Letters to the Editor

Death deserves reflection | LETTER TO THE EDITOR

To the editor:

We should think about the killing of Osama Bin Laden, now that the celebration is over.

I disagree with President Obama’s claim that “Justice was done.”

Justice is a process for those accused of even the most horrible crimes, and as history shows, for good reason. A plan to execute captured Nazi leaders without trial was opposed by President Truman after the Nuremberg Trial prosecutor advised that summary execution “would not sit easily on the American conscience or be remembered by our children with pride ... the only course is to determine the innocence or guilt of the accused after a hearing as dispassionate as the times will permit and upon a record that will leave our reasons and motives clear.”

Ratko Mladic, the former commander of the Bosnian Serb Army was recently captured. He directed the siege of Sarajevo and the murders of 10,000 people, including 1,600 children. In Srebrenica, 8,000 Muslim men and boys — all civilians, were murdered in one day. Mladic will be brought to justice for genocide and crimes against humanity.

By bringing such people to trial, there is at least a chance for a full accounting of what happened, of all who were involved and what never must happen again. We didn’t bring Bin Laden to justice. We just killed him — and four others.

Apparently, there was no desire to take Bin Laden alive and many viewed his killing as an assassination. It didn’t help for the Obama Administration to offer conflicting accounts. Bin Laden was not armed and did not participate in a firefight as first reported. Neither was a woman used as a human shield. His 12-year old daughter, who saw her father killed, says he was taken alive then shot. Whatever happened, we “got him” with a bullet to the chest and the head.

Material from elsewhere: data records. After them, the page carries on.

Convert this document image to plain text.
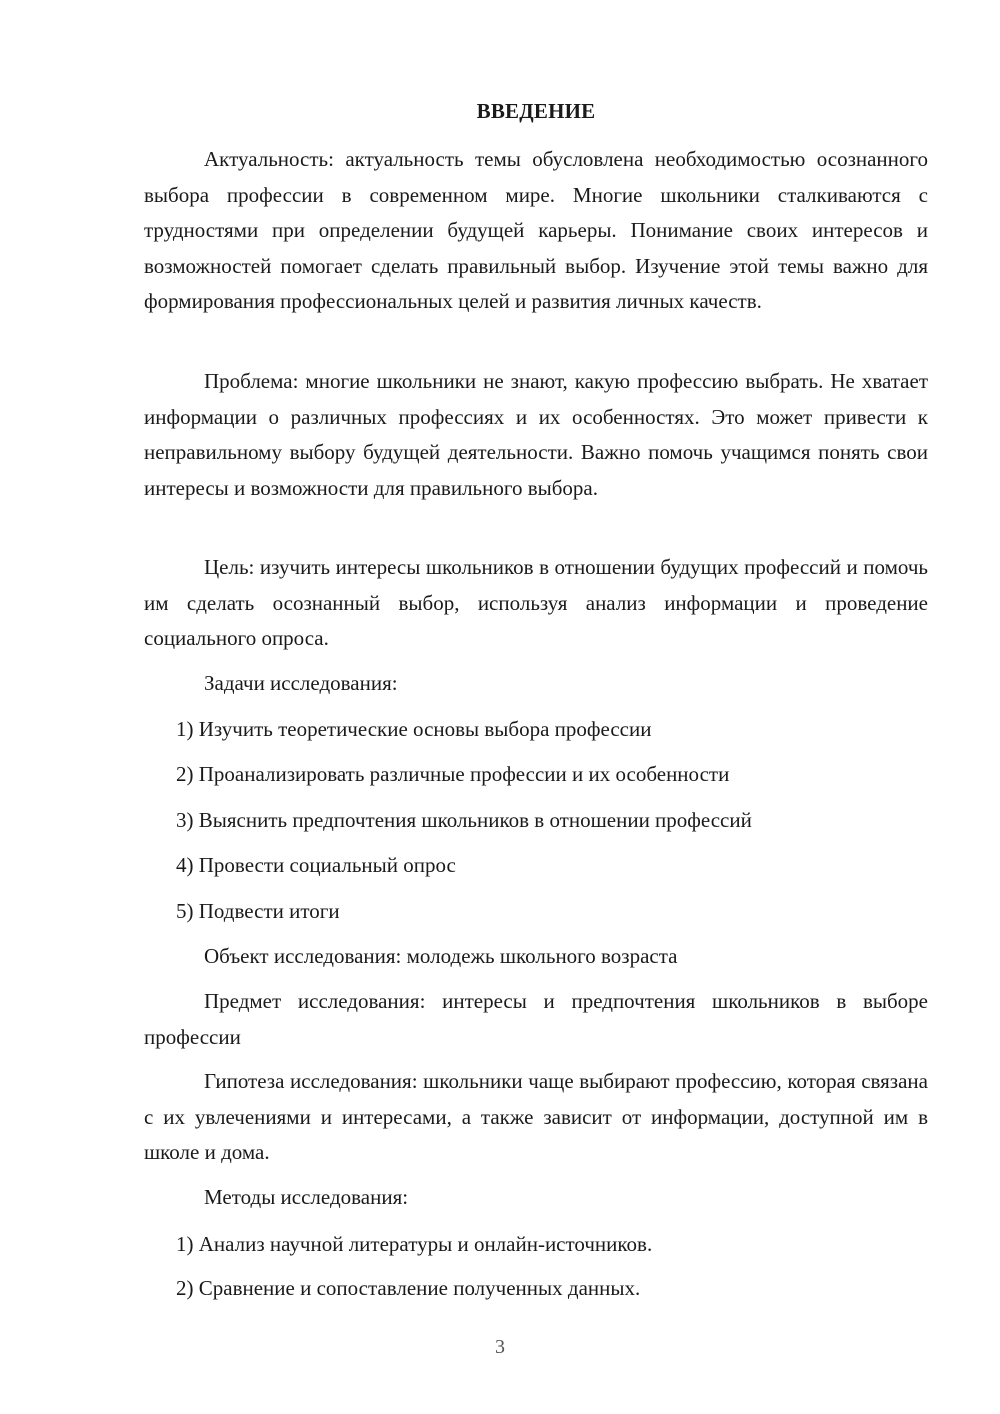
ВВЕДЕНИЕ

Актуальность: актуальность темы обусловлена необходимостью осознанного выбора профессии в современном мире. Многие школьники сталкиваются с трудностями при определении будущей карьеры. Понимание своих интересов и возможностей помогает сделать правильный выбор. Изучение этой темы важно для формирования профессиональных целей и развития личных качеств.

Проблема: многие школьники не знают, какую профессию выбрать. Не хватает информации о различных профессиях и их особенностях. Это может привести к неправильному выбору будущей деятельности. Важно помочь учащимся понять свои интересы и возможности для правильного выбора.

Цель: изучить интересы школьников в отношении будущих профессий и помочь им сделать осознанный выбор, используя анализ информации и проведение социального опроса.

Задачи исследования:

1) Изучить теоретические основы выбора профессии

2) Проанализировать различные профессии и их особенности

3) Выяснить предпочтения школьников в отношении профессий

4) Провести социальный опрос

5) Подвести итоги

Объект исследования: молодежь школьного возраста

Предмет исследования: интересы и предпочтения школьников в выборе профессии

Гипотеза исследования: школьники чаще выбирают профессию, которая связана с их увлечениями и интересами, а также зависит от информации, доступной им в школе и дома.

Методы исследования:

1) Анализ научной литературы и онлайн-источников.

2) Сравнение и сопоставление полученных данных.

3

To many, it doesn’t matter how it happened. But it should. We knew where Bin Laden was for months and did not involve our allies. Doing so may have reduced the risk to our soldiers and the women and children inside. It’s said that we couldn’t trust Pakistan, yet we’ve been giving $1.5 billion to their military annually. And, the administration still wants to give Pakistan $7.5 billion over the next five years.

President Obama’s go-it-alone decision was seen as “gutsy” and improved his ratings. But the war in Afghanistan continues, even though finding Bin Laden was the stated reason for starting it. We proved we that can find and kill anyone — and sneak troops into other nations to do so. That makes other governments fear us, but does it make them trust us?

Death and violence in the countries we occupy continues — not to mention the drone missile attacks and “collateral damage” in Pakistan. We’ve killed a leader, but not his widely-shared beliefs. Revenge has been promised, and those who are already willing to blow themselves up will not be deterred by fear.

I’ll do my celebrating when we end the cycle of violence and bring the troops home from our endless wars. Wars, which since 9/11, have cost many lives and about $1.283 trillion we can ill afford.